ELIZABETH MARTICHOUX
Alors, vous connaissez donc, la question, puisque vous avez rencontré des témoins. On s'aperçoit, avec ce Grenelle des violences, qu'en fait on a en France un arsenal, à la fois policier et judiciaire, qui existe déjà, et la question plus générale, avant d'entrer dans le détail, c'est est-ce que vous, de là où vous êtes, c'est-à-dire au ministère de la Justice, vous n'avez pas envie, vous ne devez pas secouer un peu le personnel de justice pour que ça aille plus vite, parce qu'il y a des mesures, il n'y a pas de résultats, est-ce que les procureurs il ne faut pas leur donner des… ?

NICOLE BELLOUBET
Il y a deux choses, il y a deux choses Madame MARTICHOUX. D'une part je crois qu'il était besoin, et c'est ce que j'ai eu l'occasion de faire dans une instruction, que j'ai adressée aux procureurs au mois de mai dernier, il était besoin, je crois, de leur dire, redire, que c'est une priorité absolue de notre gouvernement.

ELIZABETH MARTICHOUX
Pourquoi y a-t-il besoin de leur redire ?

NICOLE BELLOUBET
Parce que, vous savez, il y a beaucoup de priorités en matière de politique pénale, il y a la lutte contre les stupéfiants, il y a la présence en lien avec les forces de l'ordre dans les quartiers de reconquête républicaine, il y a beaucoup de priorités.

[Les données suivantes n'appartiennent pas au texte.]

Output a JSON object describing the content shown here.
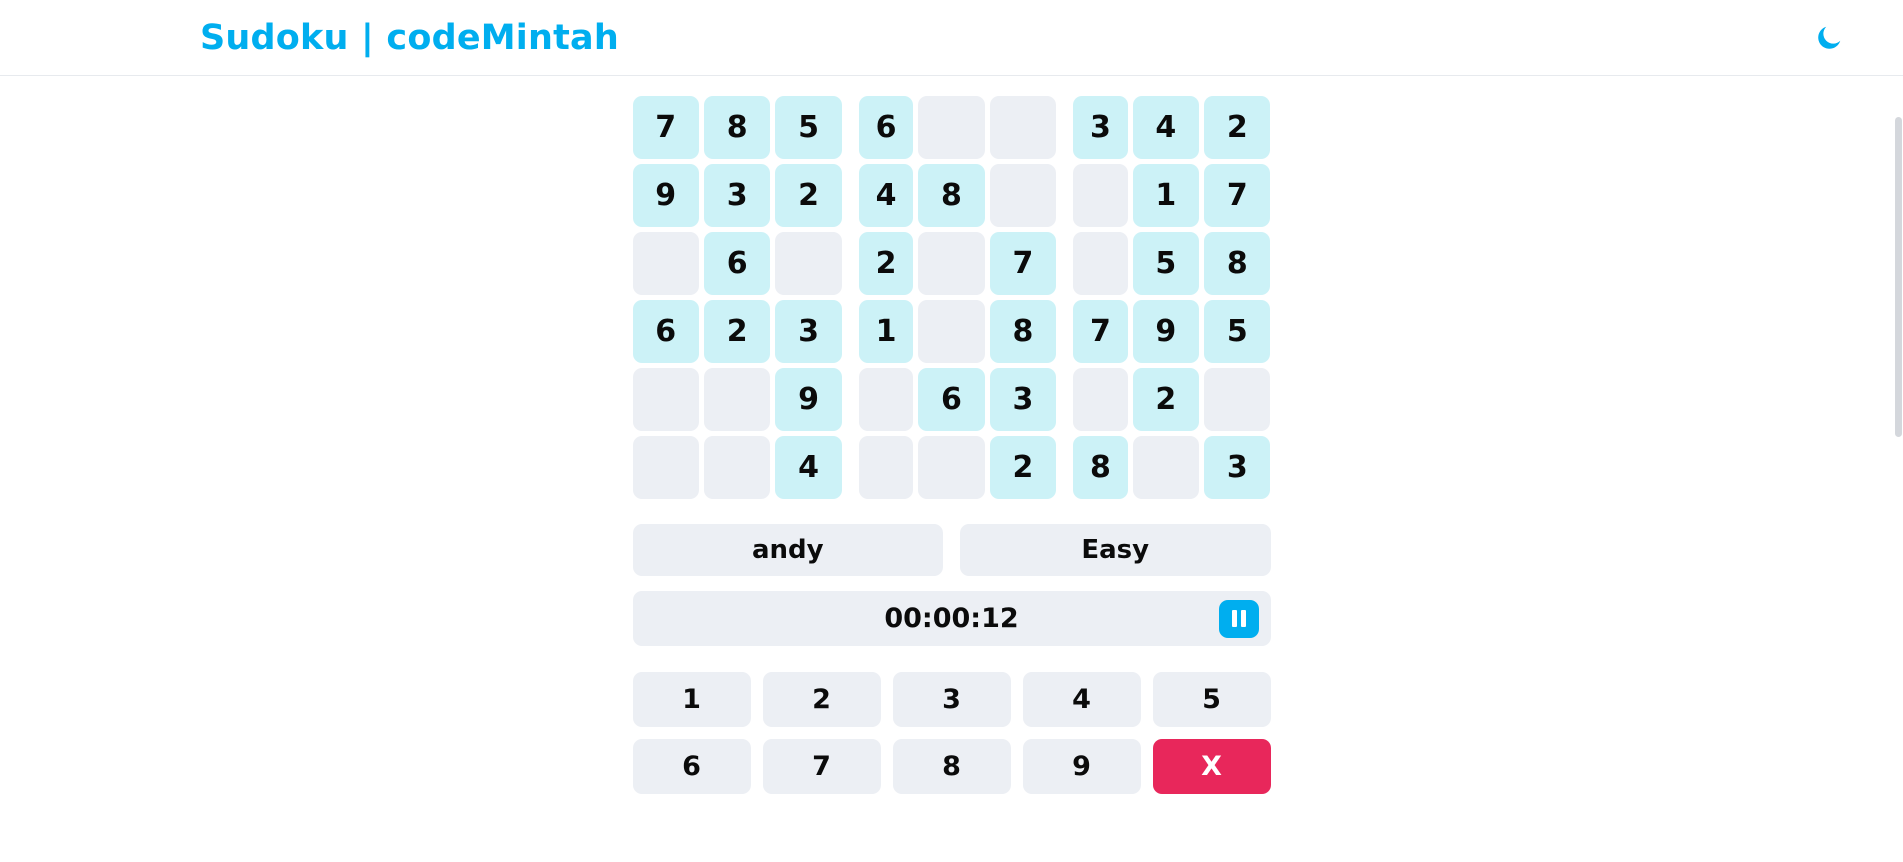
{
  "header": {
    "title": "Sudoku | codeMintah",
    "brand_color": "#00AEEF",
    "theme_toggle_icon": "moon-icon"
  },
  "board": {
    "visible_rows": 6,
    "columns": 9,
    "filled_cell_color": "#ccf2f7",
    "empty_cell_color": "#eceff4",
    "rows": [
      [
        "7",
        "8",
        "5",
        "6",
        "",
        "",
        "3",
        "4",
        "2"
      ],
      [
        "9",
        "3",
        "2",
        "4",
        "8",
        "",
        "",
        "1",
        "7"
      ],
      [
        "",
        "6",
        "",
        "2",
        "",
        "7",
        "",
        "5",
        "8"
      ],
      [
        "6",
        "2",
        "3",
        "1",
        "",
        "8",
        "7",
        "9",
        "5"
      ],
      [
        "",
        "",
        "9",
        "",
        "6",
        "3",
        "",
        "2",
        ""
      ],
      [
        "",
        "",
        "4",
        "",
        "",
        "2",
        "8",
        "",
        "3"
      ]
    ]
  },
  "meta": {
    "player_name": "andy",
    "difficulty": "Easy"
  },
  "timer": {
    "elapsed": "00:00:12",
    "pause_icon": "pause-icon"
  },
  "numpad": {
    "keys": [
      "1",
      "2",
      "3",
      "4",
      "5",
      "6",
      "7",
      "8",
      "9"
    ],
    "erase_label": "X",
    "erase_color": "#E8275B"
  }
}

Et donc, il était important, je le fais chaque année, dans la circulaire générale que je leur adresse, mais il était important de redire spécifiquement que c'était une priorité du gouvernement, ça c'est la première chose. Et si je peux me permettre, il y a une seconde chose qui est essentielle, et qui est autre que l'arsenal législatif, c'est, en quelque sorte, de resserrer les boulons, si vous me permettez cette expression familière, pour qu'il n'y ait aucun interstices dans la prise en charge d'une femme qui est victime de violences.

ELIZABETH MARTICHOUX
Parce qu'il y en a.

NICOLE BELLOUBET
Parce qu'il y en a, parce qu'il y a des… chacun, finalement, travaille dans son couloir et c'est, je crois, je crois, l'une des raisons majeures pour lesquelles nous avons tant de drames. Les policiers font leur travail dans leur couloir, mais il faut être certaine que les policiers et la justice se parlent, se parlent au bon moment, se parlent rapidement. Au sein de mon ministère, il faut être certain que le juge pénal puisse dialoguer avec le juge aux affaires familiales, que le procureur soit en lien avec les deux, ensuite il faut être certain que nous soyons en lien avec les associations.

ELIZABETH MARTICHOUX
Vous diriez qu'il y a parfois un défaut d'appréciation ? Mais c'est culturel, ce n'est pas pour stigmatiser qui que ce soit. Il y a du retard à l'allumage parfois dans la coordination entre un juge aux affaires familiales et un procureur…

NICOLE BELLOUBET
C'est peut-être moins un défaut d'appréciation que ce que vous dites, c'est-à-dire un manque de coordination.

ELIZABETH MARTICHOUX
C'est une résistance culturelle, c'est parce qu'au départ il y a une forme de…

NICOLE BELLOUBET
Je ne sais pas si c'est seulement une résistance culturelle, nous avons des siècles de domination masculine…

ELIZABETH MARTICHOUX
Oui, mais ça pèse.

NICOLE BELLOUBET
Qui pèsent, c'est vrai, mais je crois que ce n'est pas seulement ça, je crois que chacun fait son travail, dans son couloir, mais simplement oublie de signaler à l'autre que cette femme-là doit être prise en charge complètement, entièrement, totalement.

ELIZABETH MARTICHOUX
Donc il faut ouvrir les portes. Ma première question c'est celle-là, est-ce que vous-même, dans des circulaires, dans la façon dont vous communiquez avec les procureurs, les magistrats, vous avez donné, non pas cette consigne, parce que c'est vrai que ça sonne toujours un peu curieusement, mais néanmoins vous êtes la patronne, est-ce que vous les secouez ?

NICOLE BELLOUBET
Oui, absolument, mais c'est ce que je vous disais à l'instant, j'adresse de manière régulière des instructions aux Parquets, aux procureurs…

ELIZABETH MARTICHOUX
Vous l'avez fait ?

NICOLE BELLOUBET
Bien sûr je l'ai fait, une circulaire du 9 mai précise l'ensemble de ces points.

ELIZABETH MARTICHOUX
Alors, soyons précis justement. Avec les annonces hier d'Edouard PHILIPPE, vous étiez à côté de lui quand il les a précisées au Grenelle des violences, vous allez, au gouvernement, généraliser d'abord de déposer une plainte - c'est le début du début - à l'hôpital. Ecoutons le Premier ministre.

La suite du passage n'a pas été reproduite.